Da die Feststellschrauben vieler Kugelköpfe jedoch nur einen sehr kleinen "Hebel" zum feststellen haben und bei meinem einstigen Modell dieser auch noch UNTER DER KAMERA positioniert war, war es jedes mal ein riesen Akt, die Kamera Festzustellen bzw. zu lösen. Gerade im Dunkeln war das jedes mal eine Fummelarbeit sonder Gleichen. Aber das nur als kleiner Tipp an Rande... viele Schwören drauf. Ich mochte das nicht.
Als ich einst bei einem Freund den Joystick Kugelkopf MA 322 RC2 von der Firma Manfrotto sah, war ich total angetan. Man drückt den Pistolengriff zusammen und in Sekundenschnelle ist die Kamera da, wo sie hin soll. Lässt man den Griff los, halt der Kugelkopf sofort bombenfest! Auch, falls einem der Griff mal aus der Hand gleiten sollte, kann da kaum was passieren. Zack, bestellt und nach nun 3 Jahren der Dauernutzung für sehr sehr gut und mega Praktisch befunden!

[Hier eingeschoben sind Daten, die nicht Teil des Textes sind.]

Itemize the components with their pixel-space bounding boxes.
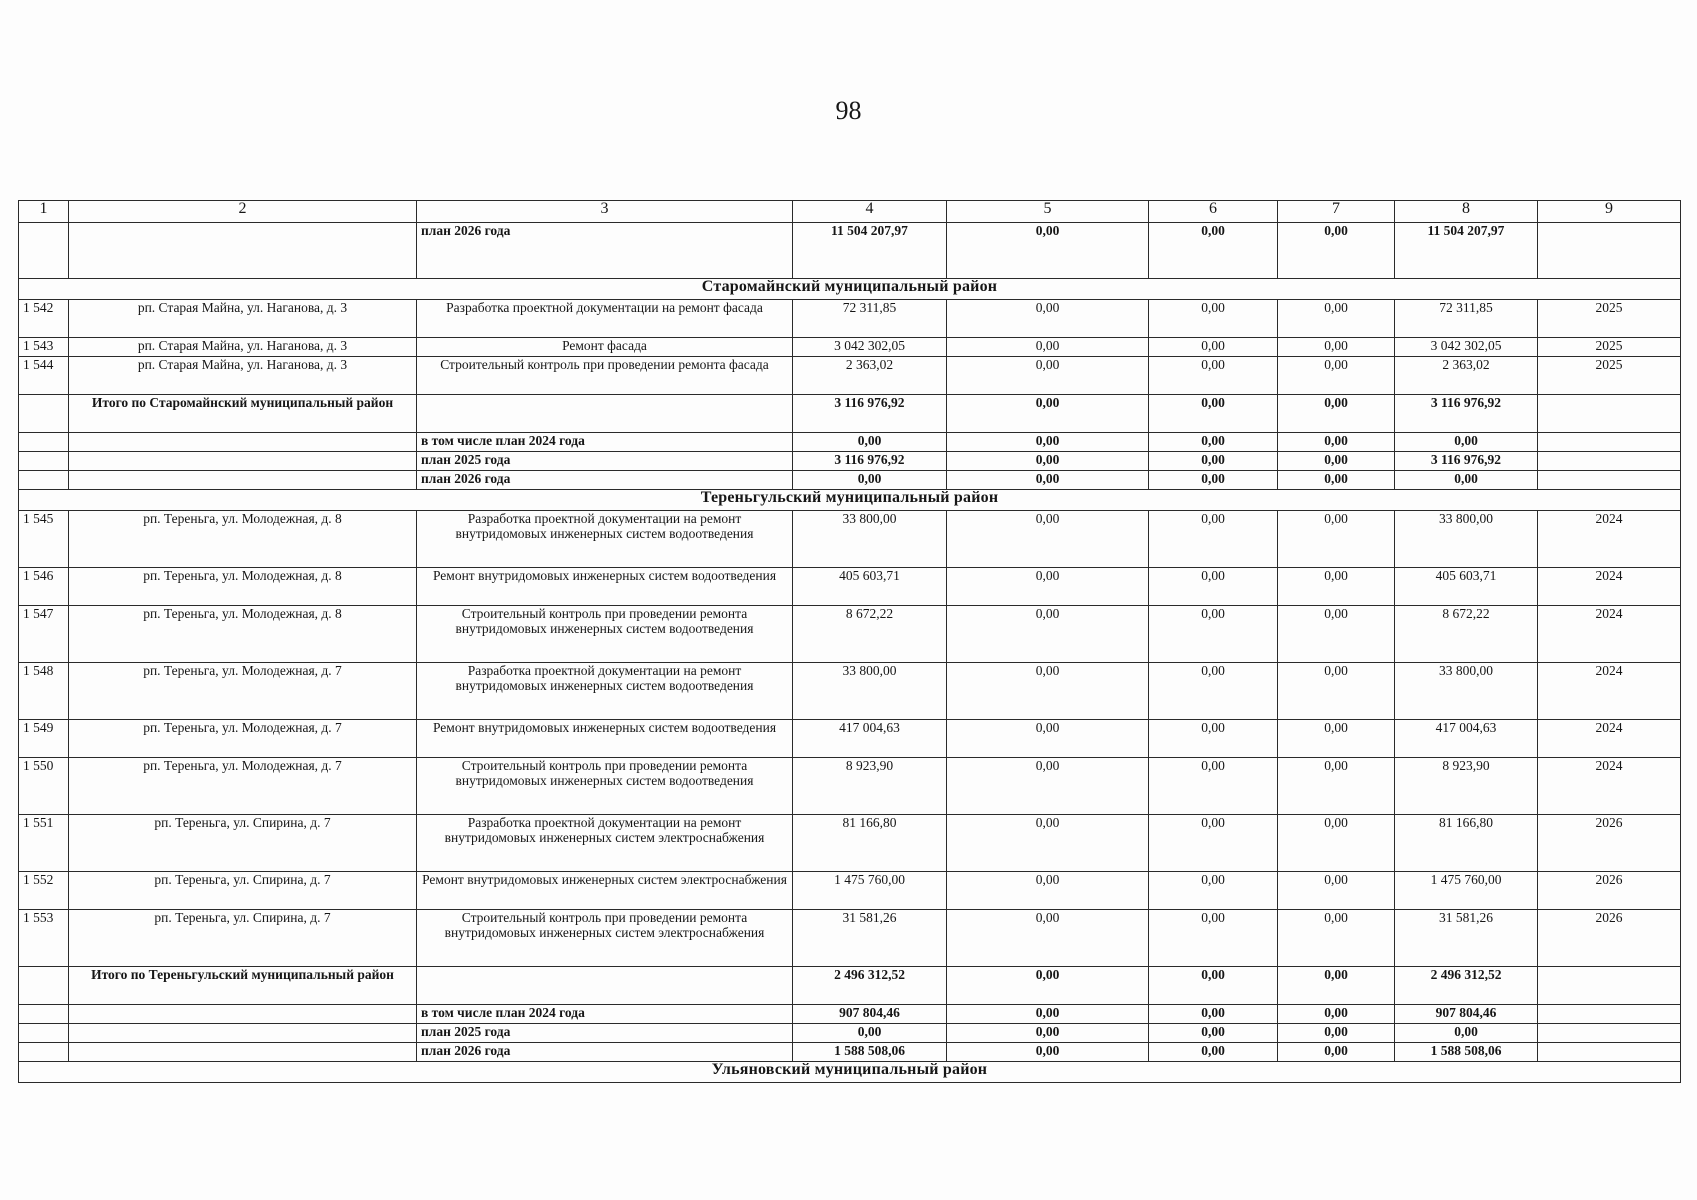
table-row <box>19 663 1681 720</box>
year-cell: 2026 <box>1538 872 1681 910</box>
table-row <box>19 815 1681 872</box>
year-cell: 2024 <box>1538 511 1681 568</box>
address-cell: рп. Тереньга, ул. Спирина, д. 7 <box>69 872 417 910</box>
district-title: Тереньгульский муниципальный район <box>19 490 1681 511</box>
district-header-row <box>19 279 1681 300</box>
plan-summary-row <box>19 433 1681 452</box>
plan-summary-row <box>19 471 1681 490</box>
work-type-cell: Ремонт внутридомовых инженерных систем водоотведения <box>417 720 793 758</box>
row-number: 1 548 <box>19 663 69 720</box>
value-col4: 33 800,00 <box>793 511 947 568</box>
work-type-cell: в том числе план 2024 года <box>417 1005 793 1024</box>
row-number: 1 551 <box>19 815 69 872</box>
address-cell <box>69 433 417 452</box>
value-col4: 33 800,00 <box>793 663 947 720</box>
work-type-cell <box>417 395 793 433</box>
address-cell: рп. Старая Майна, ул. Наганова, д. 3 <box>69 338 417 357</box>
work-type-cell: Ремонт фасада <box>417 338 793 357</box>
value-col5: 0,00 <box>947 910 1149 967</box>
value-col8: 907 804,46 <box>1395 1005 1538 1024</box>
value-col5: 0,00 <box>947 720 1149 758</box>
work-type-cell: Разработка проектной документации на ремонт фасада <box>417 300 793 338</box>
address-cell: рп. Тереньга, ул. Спирина, д. 7 <box>69 815 417 872</box>
value-col4: 1 475 760,00 <box>793 872 947 910</box>
value-col6: 0,00 <box>1149 872 1278 910</box>
value-col6: 0,00 <box>1149 395 1278 433</box>
value-col7: 0,00 <box>1278 720 1395 758</box>
year-cell: 2024 <box>1538 663 1681 720</box>
table-row <box>19 300 1681 338</box>
value-col7: 0,00 <box>1278 663 1395 720</box>
plan-summary-row <box>19 1024 1681 1043</box>
value-col8: 2 496 312,52 <box>1395 967 1538 1005</box>
value-col8: 8 672,22 <box>1395 606 1538 663</box>
value-col4: 8 923,90 <box>793 758 947 815</box>
year-cell <box>1538 1043 1681 1062</box>
value-col6: 0,00 <box>1149 511 1278 568</box>
row-number <box>19 452 69 471</box>
value-col6: 0,00 <box>1149 1005 1278 1024</box>
value-col8: 0,00 <box>1395 1024 1538 1043</box>
column-header: 5 <box>947 201 1149 223</box>
value-col5: 0,00 <box>947 511 1149 568</box>
plan-summary-row <box>19 1043 1681 1062</box>
address-cell: рп. Тереньга, ул. Молодежная, д. 8 <box>69 568 417 606</box>
value-col5: 0,00 <box>947 300 1149 338</box>
address-cell <box>69 223 417 279</box>
value-col5: 0,00 <box>947 606 1149 663</box>
value-col7: 0,00 <box>1278 910 1395 967</box>
value-col6: 0,00 <box>1149 1043 1278 1062</box>
row-number <box>19 1005 69 1024</box>
value-col8: 3 116 976,92 <box>1395 395 1538 433</box>
value-col4: 405 603,71 <box>793 568 947 606</box>
value-col6: 0,00 <box>1149 815 1278 872</box>
plan-summary-row <box>19 452 1681 471</box>
district-header-row <box>19 490 1681 511</box>
value-col8: 81 166,80 <box>1395 815 1538 872</box>
value-col5: 0,00 <box>947 338 1149 357</box>
year-cell: 2025 <box>1538 357 1681 395</box>
district-title: Старомайнский муниципальный район <box>19 279 1681 300</box>
value-col8: 1 475 760,00 <box>1395 872 1538 910</box>
value-col6: 0,00 <box>1149 910 1278 967</box>
value-col7: 0,00 <box>1278 357 1395 395</box>
column-number-row <box>19 201 1681 223</box>
row-number: 1 549 <box>19 720 69 758</box>
work-type-cell: план 2026 года <box>417 1043 793 1062</box>
year-cell: 2024 <box>1538 758 1681 815</box>
value-col7: 0,00 <box>1278 395 1395 433</box>
address-cell <box>69 471 417 490</box>
value-col6: 0,00 <box>1149 720 1278 758</box>
value-col8: 33 800,00 <box>1395 511 1538 568</box>
value-col4: 417 004,63 <box>793 720 947 758</box>
value-col8: 3 116 976,92 <box>1395 452 1538 471</box>
row-number <box>19 1043 69 1062</box>
column-header: 6 <box>1149 201 1278 223</box>
work-type-cell: Ремонт внутридомовых инженерных систем электроснабжения <box>417 872 793 910</box>
table-row <box>19 338 1681 357</box>
value-col6: 0,00 <box>1149 433 1278 452</box>
work-type-cell: Разработка проектной документации на ремонт внутридомовых инженерных систем электроснабжения <box>417 815 793 872</box>
column-header: 7 <box>1278 201 1395 223</box>
value-col4: 11 504 207,97 <box>793 223 947 279</box>
budget-table <box>18 200 1681 1083</box>
year-cell <box>1538 395 1681 433</box>
value-col8: 417 004,63 <box>1395 720 1538 758</box>
value-col8: 33 800,00 <box>1395 663 1538 720</box>
table-row <box>19 357 1681 395</box>
address-cell: рп. Тереньга, ул. Молодежная, д. 8 <box>69 511 417 568</box>
value-col6: 0,00 <box>1149 758 1278 815</box>
value-col8: 72 311,85 <box>1395 300 1538 338</box>
value-col7: 0,00 <box>1278 872 1395 910</box>
value-col5: 0,00 <box>947 758 1149 815</box>
row-number <box>19 433 69 452</box>
value-col7: 0,00 <box>1278 511 1395 568</box>
year-cell: 2024 <box>1538 720 1681 758</box>
work-type-cell: Разработка проектной документации на ремонт внутридомовых инженерных систем водоотведения <box>417 511 793 568</box>
value-col5: 0,00 <box>947 433 1149 452</box>
address-cell <box>69 1043 417 1062</box>
district-title: Ульяновский муниципальный район <box>19 1062 1681 1083</box>
work-type-cell <box>417 967 793 1005</box>
address-cell: рп. Старая Майна, ул. Наганова, д. 3 <box>69 300 417 338</box>
value-col5: 0,00 <box>947 452 1149 471</box>
work-type-cell: план 2025 года <box>417 1024 793 1043</box>
value-col4: 3 116 976,92 <box>793 452 947 471</box>
value-col5: 0,00 <box>947 815 1149 872</box>
table-row <box>19 872 1681 910</box>
year-cell <box>1538 1005 1681 1024</box>
row-number <box>19 471 69 490</box>
row-number <box>19 223 69 279</box>
value-col6: 0,00 <box>1149 471 1278 490</box>
value-col6: 0,00 <box>1149 223 1278 279</box>
table-row <box>19 606 1681 663</box>
value-col8: 11 504 207,97 <box>1395 223 1538 279</box>
value-col4: 0,00 <box>793 1024 947 1043</box>
column-header: 4 <box>793 201 947 223</box>
value-col6: 0,00 <box>1149 663 1278 720</box>
column-header: 9 <box>1538 201 1681 223</box>
work-type-cell: Строительный контроль при проведении ремонта фасада <box>417 357 793 395</box>
value-col8: 31 581,26 <box>1395 910 1538 967</box>
value-col5: 0,00 <box>947 872 1149 910</box>
plan-summary-row <box>19 223 1681 279</box>
value-col7: 0,00 <box>1278 223 1395 279</box>
value-col5: 0,00 <box>947 663 1149 720</box>
work-type-cell: план 2025 года <box>417 452 793 471</box>
value-col7: 0,00 <box>1278 568 1395 606</box>
value-col7: 0,00 <box>1278 758 1395 815</box>
value-col8: 3 042 302,05 <box>1395 338 1538 357</box>
year-cell <box>1538 471 1681 490</box>
table-row <box>19 910 1681 967</box>
column-header: 2 <box>69 201 417 223</box>
year-cell <box>1538 452 1681 471</box>
value-col8: 0,00 <box>1395 433 1538 452</box>
address-cell <box>69 1005 417 1024</box>
year-cell: 2026 <box>1538 910 1681 967</box>
row-number: 1 544 <box>19 357 69 395</box>
value-col5: 0,00 <box>947 223 1149 279</box>
table-row <box>19 720 1681 758</box>
year-cell: 2025 <box>1538 338 1681 357</box>
work-type-cell: Строительный контроль при проведении ремонта внутридомовых инженерных систем водоотведения <box>417 606 793 663</box>
work-type-cell: в том числе план 2024 года <box>417 433 793 452</box>
value-col5: 0,00 <box>947 357 1149 395</box>
value-col4: 31 581,26 <box>793 910 947 967</box>
work-type-cell: план 2026 года <box>417 223 793 279</box>
work-type-cell: Разработка проектной документации на ремонт внутридомовых инженерных систем водоотведения <box>417 663 793 720</box>
row-number: 1 542 <box>19 300 69 338</box>
total-row <box>19 967 1681 1005</box>
value-col4: 0,00 <box>793 433 947 452</box>
year-cell: 2026 <box>1538 815 1681 872</box>
address-cell: Итого по Старомайнский муниципальный район <box>69 395 417 433</box>
value-col4: 907 804,46 <box>793 1005 947 1024</box>
value-col4: 8 672,22 <box>793 606 947 663</box>
value-col8: 405 603,71 <box>1395 568 1538 606</box>
work-type-cell: план 2026 года <box>417 471 793 490</box>
value-col6: 0,00 <box>1149 606 1278 663</box>
value-col5: 0,00 <box>947 395 1149 433</box>
address-cell: рп. Тереньга, ул. Молодежная, д. 7 <box>69 663 417 720</box>
value-col4: 81 166,80 <box>793 815 947 872</box>
value-col7: 0,00 <box>1278 338 1395 357</box>
address-cell: рп. Тереньга, ул. Молодежная, д. 8 <box>69 606 417 663</box>
row-number: 1 546 <box>19 568 69 606</box>
value-col4: 0,00 <box>793 471 947 490</box>
value-col5: 0,00 <box>947 568 1149 606</box>
column-header: 3 <box>417 201 793 223</box>
value-col4: 2 363,02 <box>793 357 947 395</box>
column-header: 1 <box>19 201 69 223</box>
value-col7: 0,00 <box>1278 300 1395 338</box>
work-type-cell: Строительный контроль при проведении ремонта внутридомовых инженерных систем электроснабжения <box>417 910 793 967</box>
value-col7: 0,00 <box>1278 815 1395 872</box>
value-col4: 3 116 976,92 <box>793 395 947 433</box>
value-col6: 0,00 <box>1149 568 1278 606</box>
row-number: 1 547 <box>19 606 69 663</box>
page-number: 98 <box>835 96 862 125</box>
value-col5: 0,00 <box>947 1043 1149 1062</box>
value-col7: 0,00 <box>1278 606 1395 663</box>
row-number <box>19 1024 69 1043</box>
row-number: 1 553 <box>19 910 69 967</box>
value-col6: 0,00 <box>1149 300 1278 338</box>
value-col7: 0,00 <box>1278 471 1395 490</box>
row-number: 1 552 <box>19 872 69 910</box>
value-col4: 72 311,85 <box>793 300 947 338</box>
value-col8: 8 923,90 <box>1395 758 1538 815</box>
value-col5: 0,00 <box>947 1005 1149 1024</box>
value-col5: 0,00 <box>947 471 1149 490</box>
value-col8: 0,00 <box>1395 471 1538 490</box>
year-cell: 2024 <box>1538 606 1681 663</box>
row-number <box>19 395 69 433</box>
value-col7: 0,00 <box>1278 1024 1395 1043</box>
address-cell <box>69 1024 417 1043</box>
address-cell: Итого по Тереньгульский муниципальный район <box>69 967 417 1005</box>
district-header-row <box>19 1062 1681 1083</box>
table-row <box>19 758 1681 815</box>
value-col6: 0,00 <box>1149 338 1278 357</box>
address-cell: рп. Старая Майна, ул. Наганова, д. 3 <box>69 357 417 395</box>
address-cell: рп. Тереньга, ул. Молодежная, д. 7 <box>69 720 417 758</box>
address-cell: рп. Тереньга, ул. Молодежная, д. 7 <box>69 758 417 815</box>
row-number <box>19 967 69 1005</box>
value-col6: 0,00 <box>1149 967 1278 1005</box>
work-type-cell: Ремонт внутридомовых инженерных систем водоотведения <box>417 568 793 606</box>
year-cell: 2024 <box>1538 568 1681 606</box>
value-col5: 0,00 <box>947 967 1149 1005</box>
value-col4: 2 496 312,52 <box>793 967 947 1005</box>
year-cell <box>1538 1024 1681 1043</box>
address-cell <box>69 452 417 471</box>
value-col7: 0,00 <box>1278 1005 1395 1024</box>
value-col7: 0,00 <box>1278 967 1395 1005</box>
value-col8: 1 588 508,06 <box>1395 1043 1538 1062</box>
row-number: 1 550 <box>19 758 69 815</box>
value-col6: 0,00 <box>1149 357 1278 395</box>
plan-summary-row <box>19 1005 1681 1024</box>
value-col6: 0,00 <box>1149 452 1278 471</box>
address-cell: рп. Тереньга, ул. Спирина, д. 7 <box>69 910 417 967</box>
work-type-cell: Строительный контроль при проведении ремонта внутридомовых инженерных систем водоотведения <box>417 758 793 815</box>
value-col8: 2 363,02 <box>1395 357 1538 395</box>
value-col7: 0,00 <box>1278 1043 1395 1062</box>
total-row <box>19 395 1681 433</box>
value-col4: 1 588 508,06 <box>793 1043 947 1062</box>
value-col4: 3 042 302,05 <box>793 338 947 357</box>
column-header: 8 <box>1395 201 1538 223</box>
value-col5: 0,00 <box>947 1024 1149 1043</box>
value-col7: 0,00 <box>1278 452 1395 471</box>
table-row <box>19 511 1681 568</box>
value-col6: 0,00 <box>1149 1024 1278 1043</box>
year-cell <box>1538 433 1681 452</box>
row-number: 1 543 <box>19 338 69 357</box>
year-cell <box>1538 967 1681 1005</box>
year-cell <box>1538 223 1681 279</box>
year-cell: 2025 <box>1538 300 1681 338</box>
row-number: 1 545 <box>19 511 69 568</box>
table-row <box>19 568 1681 606</box>
value-col7: 0,00 <box>1278 433 1395 452</box>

Achtung beim Bestellen von Zubehör für Stative:
Manfrotto hat bei fast allen Stativ Zubehörteilen das 3/8“ Gewinde, während viele andere Hersteller - wie in meinem Fall Slik & Walimex- auf ¼“ Gewinde setzt.
Man braucht also ggf. Adapter-Ringe. Wäre doch zu schade, wenn man so etwas vergisst und dann nachordern muss... Wie andere Hersteller das handhaben, weiß ich nicht, man sollte aber sicherheitshalber darauf achten!
Kameras und die so genannten Schnellwechselplatten haben in aller Regel 1/4 Gewinde.
Sicherheitshalber würde ich aber dennoch bei jedem Kauf einmal nachschauen...
5 Finale Tipps, wenn trotz Stativ keine scharfen Aufnahmen gelingen wollen:
- Bildstabilisator aus! (VR / IS / OS / VC .. je nach Hersteller)
- Selbstauslöser mit mindestens 5 Sekunden Vorlaufzeit wählen ODER Fernbedienung benutzen ;)
- Spiegelvorauslösung (SVA) einschalten
- ISO niedrig halten!
- Der Kamera ggf. Windschatten geben, bei Wind den Tragegurt entfernen / aufwickeln, damit sie nicht wackelt!
Und nun: Gut Licht, viel Spaß und noch mehr tolle Bilder!